KABARRAKYAT.news – Anggota DPD RI asal Aceh, H. Sudirman atau Haji Uma, mengingatkan Jaksa Penuntut Umum (JPU) agar tidak keliru dalam menyusun surat dakwaan terhadap tersangka kasus dugaan penganiayaan terhadap seorang anak di Kecamatan Idi Tunong, Kabupaten Aceh Timur.
Menurut Haji Uma, ketepatan penerapan pasal dalam surat dakwaan menjadi kunci utama agar proses penegakan hukum berjalan sesuai ketentuan dan tidak menimbulkan persoalan dalam pembuktian di persidangan.
“Surat dakwaan harus disusun secara cermat, runtut, sistematis, dan profesional. Kekeliruan dalam penerapan pasal dapat memengaruhi proses pembuktian hingga putusan pengadilan,” kata Haji Uma, Kamis (30/7).
Ia menegaskan, perkara tersebut telah menjadi perhatian publik sehingga setiap tahapan penanganannya harus dilakukan secara profesional, objektif, transparan, dan akuntabel sesuai ketentuan hukum yang berlaku.
“Kita menghormati kewenangan Kejaksaan. Namun saya mengingatkan agar penetapan pasal benar-benar tepat, karena hal itu sangat menentukan arah pembuktian dan hasil persidangan. Ini bagian dari pengawalan dan advokasi agar keadilan bagi korban benar-benar terwujud,” ujarnya.
Haji Uma mengingatkan, Pasal 143 ayat (2) Kitab Undang-Undang Hukum Acara Pidana (KUHAP) mengatur bahwa surat dakwaan harus disusun secara cermat, jelas, dan lengkap mengenai tindak pidana yang didakwakan.
Selain itu, pembuktian juga harus didasarkan pada alat bukti yang sah sebagaimana diatur dalam Pasal 184 KUHAP.
“Seluruh fakta hukum harus dianalisis secara menyeluruh, mulai dari keterangan korban, saksi, hasil visum, hingga alat bukti lainnya. Dakwaan harus benar-benar mencerminkan peristiwa hukum yang terjadi,” katanya.
Haji Uma juga mengingatkan bahwa korban merupakan seorang anak sehingga aspek perlindungan anak harus menjadi perhatian utama selama proses penegakan hukum. Menurutnya, ketentuan dalam Undang-Undang Nomor 35 Tahun 2014 tentang Perlindungan Anak harus menjadi rujukan dalam memberikan perlindungan khusus kepada korban kekerasan.
Ia meminta JPU memastikan pasal yang diterapkan benar-benar sesuai dengan unsur perbuatan, akibat yang ditimbulkan, serta alat bukti yang telah dikumpulkan penyidik.

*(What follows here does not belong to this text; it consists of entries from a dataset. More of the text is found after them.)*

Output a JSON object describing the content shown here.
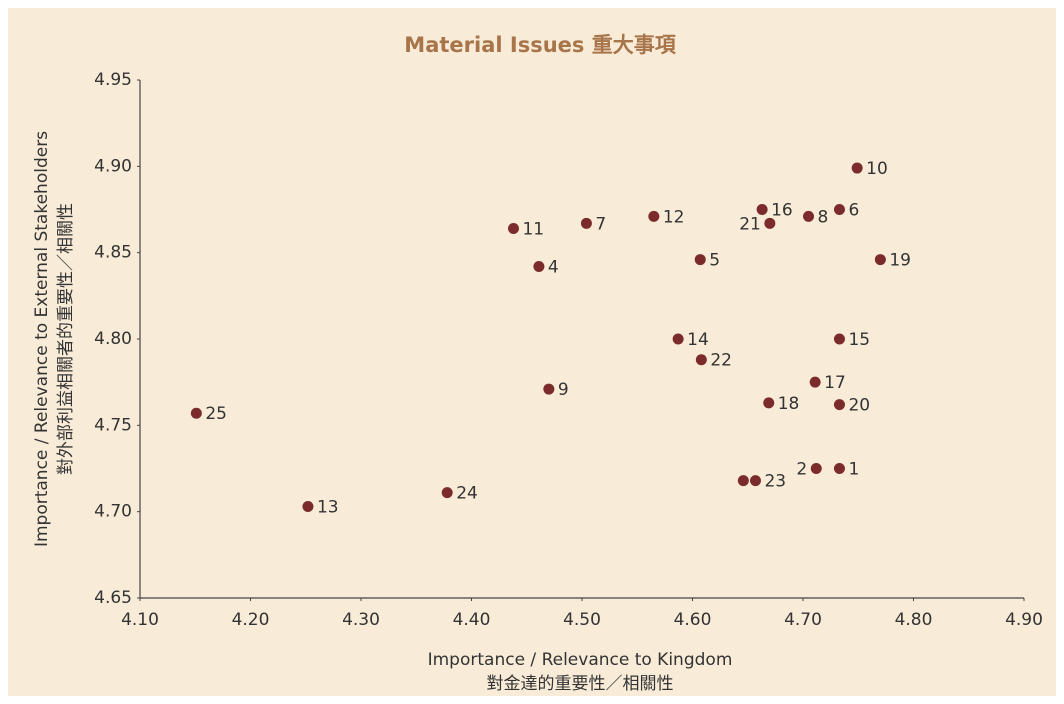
{
  "chart_data": {
    "type": "scatter",
    "title": "Material Issues 重大事項",
    "x_label": [
      "Importance / Relevance to Kingdom",
      "對金達的重要性／相關性"
    ],
    "y_label": [
      "Importance / Relevance to External Stakeholders",
      "對外部利益相關者的重要性／相關性"
    ],
    "color": "#7b2b2b",
    "labels": [
      "1",
      "2",
      null,
      "4",
      "5",
      "6",
      "7",
      "8",
      "9",
      "10",
      "11",
      "12",
      "13",
      "14",
      "15",
      "16",
      "17",
      "18",
      "19",
      "20",
      "21",
      "22",
      "23",
      "24",
      "25"
    ],
    "x": [
      4.733,
      4.712,
      4.646,
      4.461,
      4.607,
      4.733,
      4.504,
      4.705,
      4.47,
      4.749,
      4.438,
      4.565,
      4.252,
      4.587,
      4.733,
      4.663,
      4.711,
      4.669,
      4.77,
      4.733,
      4.67,
      4.608,
      4.657,
      4.378,
      4.151
    ],
    "y": [
      4.725,
      4.725,
      4.718,
      4.842,
      4.846,
      4.875,
      4.867,
      4.871,
      4.771,
      4.899,
      4.864,
      4.871,
      4.703,
      4.8,
      4.8,
      4.875,
      4.775,
      4.763,
      4.846,
      4.762,
      4.867,
      4.788,
      4.718,
      4.711,
      4.757
    ],
    "xlim": [
      4.1,
      4.9
    ],
    "ylim": [
      4.65,
      4.95
    ],
    "xticks": [
      {
        "value": 4.1,
        "label": "4.10"
      },
      {
        "value": 4.2,
        "label": "4.20"
      },
      {
        "value": 4.3,
        "label": "4.30"
      },
      {
        "value": 4.4,
        "label": "4.40"
      },
      {
        "value": 4.5,
        "label": "4.50"
      },
      {
        "value": 4.6,
        "label": "4.60"
      },
      {
        "value": 4.7,
        "label": "4.70"
      },
      {
        "value": 4.8,
        "label": "4.80"
      },
      {
        "value": 4.9,
        "label": "4.90"
      }
    ],
    "yticks": [
      4.65,
      {
        "value": 4.7,
        "label": "4.70"
      },
      4.75,
      {
        "value": 4.8,
        "label": "4.80"
      },
      4.85,
      {
        "value": 4.9,
        "label": "4.90"
      },
      4.95
    ],
    "grid": false
  }
}
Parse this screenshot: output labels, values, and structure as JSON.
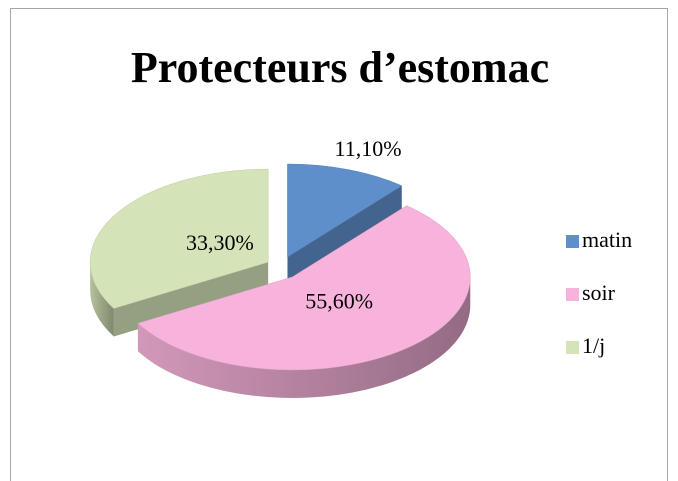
{
  "chart_data": {
    "type": "pie",
    "title": "Protecteurs d’estomac",
    "categories": [
      "matin",
      "soir",
      "1/j"
    ],
    "values": [
      11.1,
      55.6,
      33.3
    ],
    "value_labels": [
      "11,10%",
      "55,60%",
      "33,30%"
    ],
    "colors": [
      "#5f8fcb",
      "#f7b3db",
      "#d5e3b8"
    ],
    "legend": "right",
    "style": "3d-exploded"
  }
}
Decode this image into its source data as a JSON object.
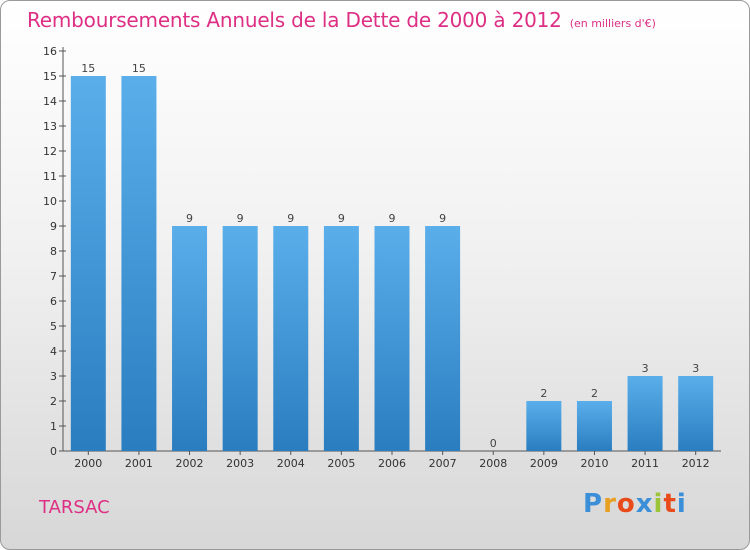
{
  "chart_data": {
    "type": "bar",
    "title": "Remboursements Annuels de la Dette de 2000 à 2012",
    "unit": "(en milliers d'€)",
    "categories": [
      "2000",
      "2001",
      "2002",
      "2003",
      "2004",
      "2005",
      "2006",
      "2007",
      "2008",
      "2009",
      "2010",
      "2011",
      "2012"
    ],
    "values": [
      15,
      15,
      9,
      9,
      9,
      9,
      9,
      9,
      0,
      2,
      2,
      3,
      3
    ],
    "ylim": [
      0,
      16
    ],
    "yticks": [
      0,
      1,
      2,
      3,
      4,
      5,
      6,
      7,
      8,
      9,
      10,
      11,
      12,
      13,
      14,
      15,
      16
    ],
    "grid": false,
    "legend": "none",
    "bar_color_top": "#5aaeea",
    "bar_color_bottom": "#2a7ec0"
  },
  "commune": "TARSAC",
  "logo": {
    "letters": [
      "P",
      "r",
      "o",
      "x",
      "i",
      "t",
      "i"
    ],
    "colors": [
      "#3a8fd8",
      "#e8a020",
      "#e84a1a",
      "#3a8fd8",
      "#9bc43a",
      "#e84a1a",
      "#3a8fd8"
    ]
  },
  "colors": {
    "accent": "#dd2f84"
  }
}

“Ini bukan bentuk intervensi terhadap penegak hukum. Saya hanya menjalankan tanggung jawab moral sebagai anggota DPD RI untuk mengawal aspirasi masyarakat yang menginginkan proses hukum berjalan adil dan profesional,” tegasnya.

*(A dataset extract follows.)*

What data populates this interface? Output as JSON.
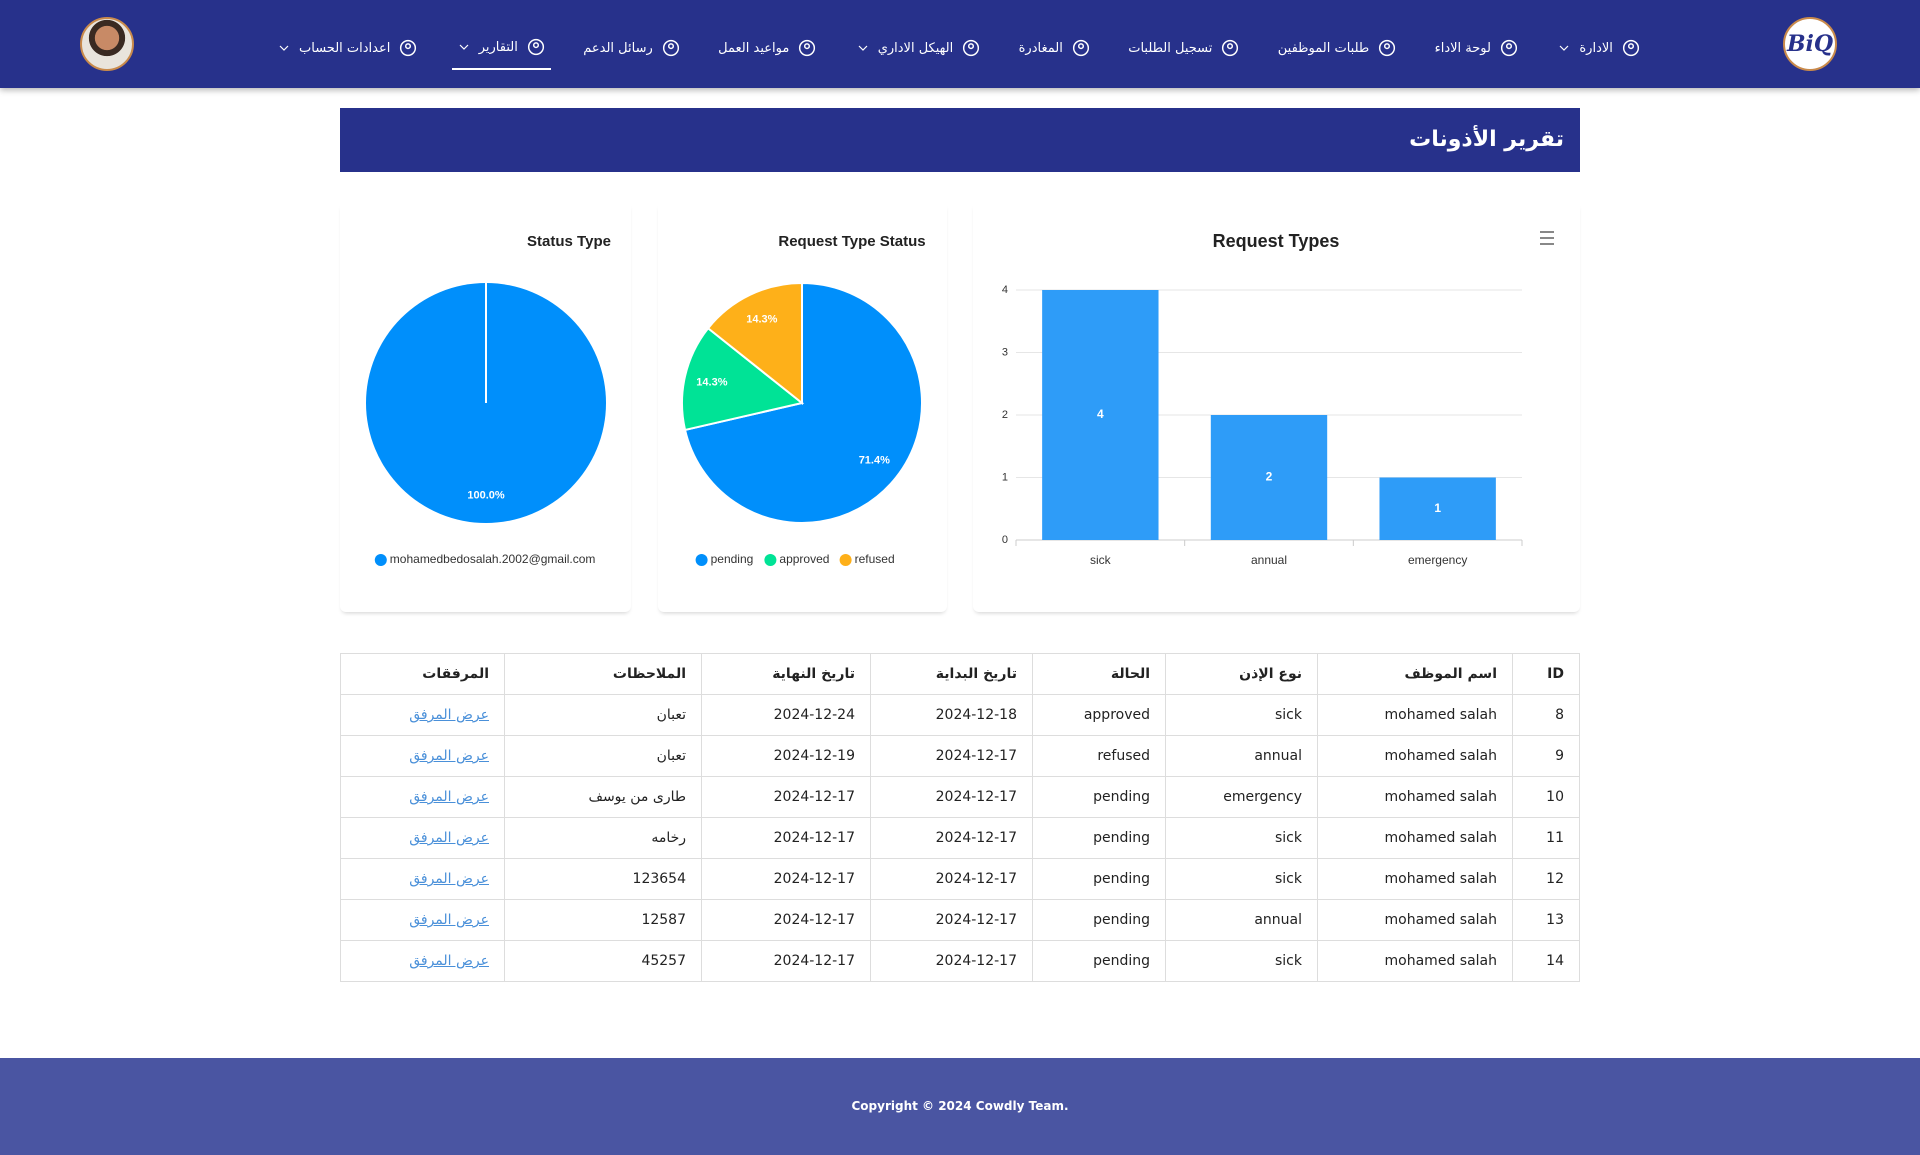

Haji Uma berharap Kejaksaan Negeri Aceh Timur menangani perkara tersebut secara transparan, profesional, dan akuntabel sehingga mampu menghadirkan kepastian hukum sekaligus memenuhi rasa keadilan bagi korban.
Menurutnya, masyarakat tidak menghendaki adanya intervensi terhadap proses hukum, tetapi menginginkan seluruh tahapan penanganan perkara dilakukan secara maksimal. Terlebih, salah satu alat bukti berupa rekaman video dugaan penganiayaan telah beredar luas dan menjadi perhatian publik.

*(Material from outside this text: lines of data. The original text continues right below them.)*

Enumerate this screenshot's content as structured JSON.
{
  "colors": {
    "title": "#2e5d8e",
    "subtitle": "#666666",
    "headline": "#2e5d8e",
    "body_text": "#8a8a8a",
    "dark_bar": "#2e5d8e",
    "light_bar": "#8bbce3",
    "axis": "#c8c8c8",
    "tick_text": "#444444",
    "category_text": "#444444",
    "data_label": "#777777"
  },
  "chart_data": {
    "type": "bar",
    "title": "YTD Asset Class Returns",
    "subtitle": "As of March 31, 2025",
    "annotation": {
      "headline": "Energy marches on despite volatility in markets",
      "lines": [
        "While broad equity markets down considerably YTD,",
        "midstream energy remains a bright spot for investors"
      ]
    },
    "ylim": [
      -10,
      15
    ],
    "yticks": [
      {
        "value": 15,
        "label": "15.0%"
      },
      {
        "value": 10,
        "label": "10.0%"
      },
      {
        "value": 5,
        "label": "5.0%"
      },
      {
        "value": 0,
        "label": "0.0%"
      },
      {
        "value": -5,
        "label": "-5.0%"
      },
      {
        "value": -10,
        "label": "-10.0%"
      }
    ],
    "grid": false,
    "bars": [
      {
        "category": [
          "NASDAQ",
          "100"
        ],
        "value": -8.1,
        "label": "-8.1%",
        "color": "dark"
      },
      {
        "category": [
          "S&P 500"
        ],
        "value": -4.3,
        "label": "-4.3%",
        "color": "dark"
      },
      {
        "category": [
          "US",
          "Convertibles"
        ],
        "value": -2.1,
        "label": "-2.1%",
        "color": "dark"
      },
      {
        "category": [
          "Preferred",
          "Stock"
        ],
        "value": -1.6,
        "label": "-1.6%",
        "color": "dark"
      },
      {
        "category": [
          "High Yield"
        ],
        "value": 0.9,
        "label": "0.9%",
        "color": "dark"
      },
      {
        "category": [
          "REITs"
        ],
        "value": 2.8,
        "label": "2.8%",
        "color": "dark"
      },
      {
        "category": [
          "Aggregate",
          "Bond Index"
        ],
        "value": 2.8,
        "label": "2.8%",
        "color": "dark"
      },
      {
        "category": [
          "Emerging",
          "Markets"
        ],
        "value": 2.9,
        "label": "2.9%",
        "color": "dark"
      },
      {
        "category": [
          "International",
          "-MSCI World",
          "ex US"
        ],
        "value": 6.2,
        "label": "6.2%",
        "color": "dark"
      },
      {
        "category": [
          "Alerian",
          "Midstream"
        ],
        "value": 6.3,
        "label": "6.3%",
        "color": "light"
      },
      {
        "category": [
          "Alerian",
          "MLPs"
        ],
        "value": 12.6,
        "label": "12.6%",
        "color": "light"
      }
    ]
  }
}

“Harapan kita sederhana, yakni asas equality before the law benar-benar diterapkan. Semua orang sama di hadapan hukum. Dengan begitu, perkara ini dapat memberikan kepastian hukum, rasa keadilan bagi korban, sekaligus membuktikan negara hadir dalam melindungi anak,” pungkas Haji Uma.